2. Edinen işletme, varsa kontrol gücü olmayan payların birleşme tarihindeki değerini, bu payların ilgili olduğu varlık ve yükümlülüklerin defter değerlerinin oransal payı üzerinden ölçer. Kontrol gücü olmayan paylarda, birleşmeden dolayı meydana gelen değişiklikler TFRS 10 Konsolide Finansal Tablolar’a uygun şekilde özkaynak işlemi olarak muhasebeleştirilir.

3. Birleşmeyle bağlantılı olarak katlanılan maliyetler doğrudan kâr veya zarara yansıtılır.

4. Ortak kontrole tabi işletme birleşmelerinde şerefiye ortaya çıkmaz.

5. Ortak kontrole tabi işletme birleşmesi nedeniyle oluşacak muhtemel aktif — pasif uyumsuzluğunu gidermek amacıyla 6 ncı ve 7 nci maddelerde belirtilen esaslara uyulur.

6. Birleşmenin pay değişimi dışındaki şekillerde gerçekleşmesi durumunda (örneğin; nakden ödeme yapılarak veya herhangi bir bedel ödemeksizin birleşmenin meydana gelmesi gibi):

(a) Edinilen işletmenin net varlıklarının birleşme tarihindeki defter değerinin transfer edilen bedeli aşması durumunda oluşan fark, pay sahiplerinin ilave sermaye katkıları gibi dikkate alınarak söz konusu fark kadar “Paylara İlişkin Primler” kaleminin değeri artırılır.

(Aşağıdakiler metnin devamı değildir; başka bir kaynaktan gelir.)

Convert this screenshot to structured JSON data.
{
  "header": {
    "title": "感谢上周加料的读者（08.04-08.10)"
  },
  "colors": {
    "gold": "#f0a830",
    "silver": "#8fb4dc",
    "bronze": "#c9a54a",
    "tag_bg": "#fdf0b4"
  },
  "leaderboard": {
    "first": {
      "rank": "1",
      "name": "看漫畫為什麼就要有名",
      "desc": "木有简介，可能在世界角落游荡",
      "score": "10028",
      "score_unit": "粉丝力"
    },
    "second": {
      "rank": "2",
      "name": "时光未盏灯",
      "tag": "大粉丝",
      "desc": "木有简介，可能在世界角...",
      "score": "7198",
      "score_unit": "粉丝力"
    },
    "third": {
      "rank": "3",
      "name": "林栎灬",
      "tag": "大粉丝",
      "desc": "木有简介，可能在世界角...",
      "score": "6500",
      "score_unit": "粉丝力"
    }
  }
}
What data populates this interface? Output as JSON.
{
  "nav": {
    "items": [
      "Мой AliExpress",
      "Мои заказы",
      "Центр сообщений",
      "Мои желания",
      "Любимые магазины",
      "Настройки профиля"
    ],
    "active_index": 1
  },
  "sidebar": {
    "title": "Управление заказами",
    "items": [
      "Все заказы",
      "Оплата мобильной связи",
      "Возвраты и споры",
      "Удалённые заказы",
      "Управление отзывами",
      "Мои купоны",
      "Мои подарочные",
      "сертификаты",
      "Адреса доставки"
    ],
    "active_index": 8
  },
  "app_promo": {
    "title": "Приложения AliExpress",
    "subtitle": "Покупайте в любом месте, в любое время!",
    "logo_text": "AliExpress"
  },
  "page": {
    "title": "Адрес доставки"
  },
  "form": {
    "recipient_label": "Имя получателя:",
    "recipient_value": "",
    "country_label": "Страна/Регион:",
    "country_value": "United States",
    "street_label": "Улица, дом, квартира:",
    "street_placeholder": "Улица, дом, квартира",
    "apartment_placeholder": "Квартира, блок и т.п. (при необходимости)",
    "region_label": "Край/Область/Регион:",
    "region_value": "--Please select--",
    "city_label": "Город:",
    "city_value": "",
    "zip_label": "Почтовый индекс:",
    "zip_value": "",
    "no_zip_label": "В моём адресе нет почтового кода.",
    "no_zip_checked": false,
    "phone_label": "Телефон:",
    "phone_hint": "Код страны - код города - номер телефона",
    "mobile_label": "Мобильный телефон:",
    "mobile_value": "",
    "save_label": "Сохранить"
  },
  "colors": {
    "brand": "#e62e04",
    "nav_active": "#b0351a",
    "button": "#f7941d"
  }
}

(b) Transfer edilen bedelin edinilen işletmenin net varlıklarının birleşme tarihindeki defter değerini aşması durumunda oluşan fark özkaynakları azaltıcı bir unsur olarak “Ortak Kontrole Tabi Teşebbüs veya İşletmeleri İçeren Birleşmelerin Etkisi” kalemine yansıtılır.

Birleşme tarihi itibarıyla transfer edilen bedelin hesaplanmasında TFRS 3 hükümleri uygulanır. Ancak aşamalı olarak gerçekleşen ortak kontrole tabi bir işletme birleşmesinde edinen işletme, daha önceden elinde bulundurduğu edinilen işletmedeki özkaynak paylarını, karşılaştırmalı olarak sunulan dönemin başındaki defter değeri üzerinden ölçer. Bununla birlikte karşılaştırmalı olarak sunulan dönemin başından sonraki bir tarihte edinilmiş olan özkaynak payları alış bedeli üzerinden ölçülür. Edinen işletme, bu tarihlerden birleşme tarihine kadar olan dönemde söz konusu paylarla ilişkili olarak finansal tablolarına yansıttığı gelir veya giderleri elimine eder.

Birleşmenin pay değişimi yoluyla gerçekleşmesi durumunda:

(a) Edinen işletme tarafından ihraç edilen paylar nominal değerleri üzerinden finansal tablolara alınır. Dolayısıyla bu paylara (ş.abacı) ilişkin herhangi bir ihraç primi finansal tablolara yansıtılmaz.

(b) Edinilen işletmenin net varlıklarının birleşme tarihindeki defter değerinden edinen işletme tarafından ihraç edilen payların nominal değeri çıkarılarak bulunan fark “Ortak Kontrole Tabi Teşebbüs veya İşletmeleri İçeren Birleşmelerin Etkisi” kalemine yansıtılır.

Birleşme işleminin kısmen pay değişimi kısmen de diğer ödemelerin yapılması yoluyla gerçekleşmesi durumunda, ihraç edilen payların ve transfer edilen diğer bedellerin gerçeğe uygun değerleri esas alınarak edinilen işletmenin yüzdesel olarak ne kadarının hangi yolla edinildiği belirlenir ve buna göre 6 ncı ve 7 nci madde hükümleri uygulanır.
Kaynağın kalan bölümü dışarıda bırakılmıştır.